9. “Todos os militares apoiaram o regime”
Ser militar na época não era sinônimo de golpista, claro. Havia uma corrente de militares que apoiava Goulart e via nas reformas de base um importante caminho para o Brasil. Houve focos de resistência em São Paulo, no Rio de Janeiro e também no Rio Grande do Sul, apesar do contragolpe nunca ter acontecido. Durante o regime, muitos militares sofreram e estima-se que cerca 7,5 mil membros das Forças Armadas e bombeiros foram perseguidos, presos, torturados ou expulsos das corporações por se oporem à ditadura. No auge do endurecimento do regime, os serviços secretos buscavam informações sobre focos da resistência militar, assim como a influência do comunismo nos sindicatos, no Exército, na Força Pública e na Guarda Civil.
10. “Naquele tempo, havia civismo e não tinha tanta baderna como greves e passeatas”
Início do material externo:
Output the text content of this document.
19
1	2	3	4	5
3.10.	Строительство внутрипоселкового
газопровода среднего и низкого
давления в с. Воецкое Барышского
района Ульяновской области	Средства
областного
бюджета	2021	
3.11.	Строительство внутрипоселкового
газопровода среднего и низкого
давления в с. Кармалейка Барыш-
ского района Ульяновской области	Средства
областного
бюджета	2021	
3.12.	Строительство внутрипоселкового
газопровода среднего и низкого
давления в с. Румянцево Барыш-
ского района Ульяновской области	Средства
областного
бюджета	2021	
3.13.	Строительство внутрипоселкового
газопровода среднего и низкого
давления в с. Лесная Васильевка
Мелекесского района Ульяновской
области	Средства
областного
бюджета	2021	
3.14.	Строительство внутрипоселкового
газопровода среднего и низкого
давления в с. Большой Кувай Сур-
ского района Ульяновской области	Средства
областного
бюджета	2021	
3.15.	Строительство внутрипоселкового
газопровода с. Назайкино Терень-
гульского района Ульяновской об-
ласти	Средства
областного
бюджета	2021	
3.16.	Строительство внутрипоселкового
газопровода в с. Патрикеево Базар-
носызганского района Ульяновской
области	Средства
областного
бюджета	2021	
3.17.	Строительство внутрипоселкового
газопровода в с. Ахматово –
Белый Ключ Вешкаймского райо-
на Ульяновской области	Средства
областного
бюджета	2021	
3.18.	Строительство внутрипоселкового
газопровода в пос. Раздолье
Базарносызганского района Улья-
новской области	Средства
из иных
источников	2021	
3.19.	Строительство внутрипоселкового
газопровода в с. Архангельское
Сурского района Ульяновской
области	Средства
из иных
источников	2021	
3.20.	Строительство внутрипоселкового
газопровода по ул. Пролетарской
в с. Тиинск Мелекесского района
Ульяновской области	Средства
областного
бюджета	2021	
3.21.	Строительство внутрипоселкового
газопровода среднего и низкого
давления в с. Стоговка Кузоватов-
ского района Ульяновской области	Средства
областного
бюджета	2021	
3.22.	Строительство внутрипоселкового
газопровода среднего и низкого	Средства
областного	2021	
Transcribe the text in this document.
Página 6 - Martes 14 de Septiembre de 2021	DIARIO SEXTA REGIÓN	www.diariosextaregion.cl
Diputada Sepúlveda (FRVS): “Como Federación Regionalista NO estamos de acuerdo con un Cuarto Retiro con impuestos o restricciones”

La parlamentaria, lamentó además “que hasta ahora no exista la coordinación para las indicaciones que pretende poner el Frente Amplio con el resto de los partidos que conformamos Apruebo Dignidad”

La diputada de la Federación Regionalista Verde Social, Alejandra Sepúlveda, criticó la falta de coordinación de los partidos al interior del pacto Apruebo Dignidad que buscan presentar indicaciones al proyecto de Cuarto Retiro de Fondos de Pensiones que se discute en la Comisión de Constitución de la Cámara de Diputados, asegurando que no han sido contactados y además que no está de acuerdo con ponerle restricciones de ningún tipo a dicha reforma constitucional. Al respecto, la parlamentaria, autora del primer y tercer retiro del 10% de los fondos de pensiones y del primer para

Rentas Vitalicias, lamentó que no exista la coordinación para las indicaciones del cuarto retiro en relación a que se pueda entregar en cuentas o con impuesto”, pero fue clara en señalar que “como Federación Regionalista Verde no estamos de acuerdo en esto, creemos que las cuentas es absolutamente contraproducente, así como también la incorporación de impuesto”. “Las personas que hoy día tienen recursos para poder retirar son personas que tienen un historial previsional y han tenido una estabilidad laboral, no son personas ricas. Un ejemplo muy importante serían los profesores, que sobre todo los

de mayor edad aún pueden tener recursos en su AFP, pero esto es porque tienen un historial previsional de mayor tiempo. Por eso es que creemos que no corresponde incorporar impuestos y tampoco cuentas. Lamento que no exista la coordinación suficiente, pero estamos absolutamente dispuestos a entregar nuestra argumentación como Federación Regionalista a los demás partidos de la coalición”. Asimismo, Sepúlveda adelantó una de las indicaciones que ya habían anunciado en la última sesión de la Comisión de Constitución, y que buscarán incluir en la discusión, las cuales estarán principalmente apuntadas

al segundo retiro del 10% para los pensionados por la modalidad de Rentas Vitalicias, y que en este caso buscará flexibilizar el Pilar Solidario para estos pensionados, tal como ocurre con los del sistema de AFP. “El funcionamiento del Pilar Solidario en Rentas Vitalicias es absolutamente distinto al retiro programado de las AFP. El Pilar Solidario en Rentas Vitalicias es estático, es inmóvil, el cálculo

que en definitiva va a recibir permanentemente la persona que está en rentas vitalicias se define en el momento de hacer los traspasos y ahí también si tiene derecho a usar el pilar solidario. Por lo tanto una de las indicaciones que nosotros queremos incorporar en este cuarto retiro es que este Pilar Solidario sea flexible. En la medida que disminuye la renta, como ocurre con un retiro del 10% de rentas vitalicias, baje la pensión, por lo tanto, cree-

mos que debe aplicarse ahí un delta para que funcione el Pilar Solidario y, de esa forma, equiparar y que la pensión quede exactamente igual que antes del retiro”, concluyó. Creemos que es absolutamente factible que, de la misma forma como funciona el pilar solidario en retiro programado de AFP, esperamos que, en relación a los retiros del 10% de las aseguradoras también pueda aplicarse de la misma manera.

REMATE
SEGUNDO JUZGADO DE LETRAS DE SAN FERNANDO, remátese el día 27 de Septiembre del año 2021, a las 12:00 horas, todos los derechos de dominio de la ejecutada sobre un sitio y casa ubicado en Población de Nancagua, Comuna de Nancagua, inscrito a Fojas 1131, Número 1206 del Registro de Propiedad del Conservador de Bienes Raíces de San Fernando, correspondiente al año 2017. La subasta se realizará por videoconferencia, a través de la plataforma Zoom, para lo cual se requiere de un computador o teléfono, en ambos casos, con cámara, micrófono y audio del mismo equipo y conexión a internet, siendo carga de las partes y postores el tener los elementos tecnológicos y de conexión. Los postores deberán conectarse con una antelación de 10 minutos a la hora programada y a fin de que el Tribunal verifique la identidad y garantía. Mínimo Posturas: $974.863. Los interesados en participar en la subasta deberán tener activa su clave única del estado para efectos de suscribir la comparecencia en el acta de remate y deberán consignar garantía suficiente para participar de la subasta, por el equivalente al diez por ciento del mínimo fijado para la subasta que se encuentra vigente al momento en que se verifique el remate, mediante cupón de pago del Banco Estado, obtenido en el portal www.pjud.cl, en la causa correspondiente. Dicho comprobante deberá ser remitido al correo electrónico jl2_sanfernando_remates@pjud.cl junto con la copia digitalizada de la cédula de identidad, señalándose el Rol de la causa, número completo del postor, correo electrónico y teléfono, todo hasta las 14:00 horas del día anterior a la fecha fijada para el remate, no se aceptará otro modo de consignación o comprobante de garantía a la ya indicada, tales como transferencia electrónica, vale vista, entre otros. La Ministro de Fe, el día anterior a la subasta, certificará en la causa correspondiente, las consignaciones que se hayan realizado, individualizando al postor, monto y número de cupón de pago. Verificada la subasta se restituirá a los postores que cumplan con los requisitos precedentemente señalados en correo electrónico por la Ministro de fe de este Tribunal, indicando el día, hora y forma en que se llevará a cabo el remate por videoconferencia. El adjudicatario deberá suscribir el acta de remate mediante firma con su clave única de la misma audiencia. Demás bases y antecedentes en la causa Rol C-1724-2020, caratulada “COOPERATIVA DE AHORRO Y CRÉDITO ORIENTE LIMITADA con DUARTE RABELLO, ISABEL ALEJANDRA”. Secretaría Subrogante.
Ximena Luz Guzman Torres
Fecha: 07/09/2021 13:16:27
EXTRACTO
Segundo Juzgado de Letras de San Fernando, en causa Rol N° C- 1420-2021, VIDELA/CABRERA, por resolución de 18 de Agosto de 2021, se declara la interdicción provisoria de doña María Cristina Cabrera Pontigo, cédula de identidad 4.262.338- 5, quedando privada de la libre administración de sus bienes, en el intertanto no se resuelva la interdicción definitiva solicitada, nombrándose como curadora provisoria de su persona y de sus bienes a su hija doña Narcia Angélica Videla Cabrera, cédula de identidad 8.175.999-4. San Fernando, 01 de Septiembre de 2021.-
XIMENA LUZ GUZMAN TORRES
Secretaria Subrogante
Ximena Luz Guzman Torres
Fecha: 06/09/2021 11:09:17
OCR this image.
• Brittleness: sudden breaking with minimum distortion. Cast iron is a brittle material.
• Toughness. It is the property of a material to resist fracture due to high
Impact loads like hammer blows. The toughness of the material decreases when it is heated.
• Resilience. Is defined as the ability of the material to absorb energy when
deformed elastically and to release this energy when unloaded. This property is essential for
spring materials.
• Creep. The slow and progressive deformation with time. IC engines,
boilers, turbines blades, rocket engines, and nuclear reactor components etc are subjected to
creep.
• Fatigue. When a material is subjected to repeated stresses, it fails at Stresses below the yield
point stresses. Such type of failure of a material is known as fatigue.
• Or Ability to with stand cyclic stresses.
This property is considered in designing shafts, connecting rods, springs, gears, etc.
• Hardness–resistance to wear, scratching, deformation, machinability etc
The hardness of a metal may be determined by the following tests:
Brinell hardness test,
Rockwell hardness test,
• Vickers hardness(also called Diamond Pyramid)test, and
O então sindicalista Luiz Inácio Lula da Silva discursando em greve no fim dos anos 70. |
Quando os militares assumiram o poder, uma das primeiras medidas que tomaram foi assumir a possibilidade de suspensão dos diretos políticos de qualquer cidadão. Com isso, as representações sindicais foram duramente afetadas e passaram a ser controladas com pulso forte pelo Ministério do Trabalho, o que gerou o enfraquecimento dos sindicatos, especialmente na primeira metade do período de repressão. Afinal, para que as leis trabalhistas vigorem, é necessário que se judicializem e que os patrões as respeitem. Com essa supressão, os sindicatos passaram a ser compostos mais por agentes do governo que trabalhadores. E os direitos dos trabalhadores foram reduzidos à vontade dos patrões. Passeatas eram duramente repreendidas. Quando o estudante Edson Luísa de Lima Souto foi morto em uma ação policial no Rio de Janeiro, multidões foram às ruas no que ficou conhecido com o a Passeata dos Cem Mil. Nos meses seguintes, a repressão ao movimento estudantil só aumentou. As ações militares contra manifestações do tipo culminaram no AI-5. O que aconteceu daí para a frente você já sabe.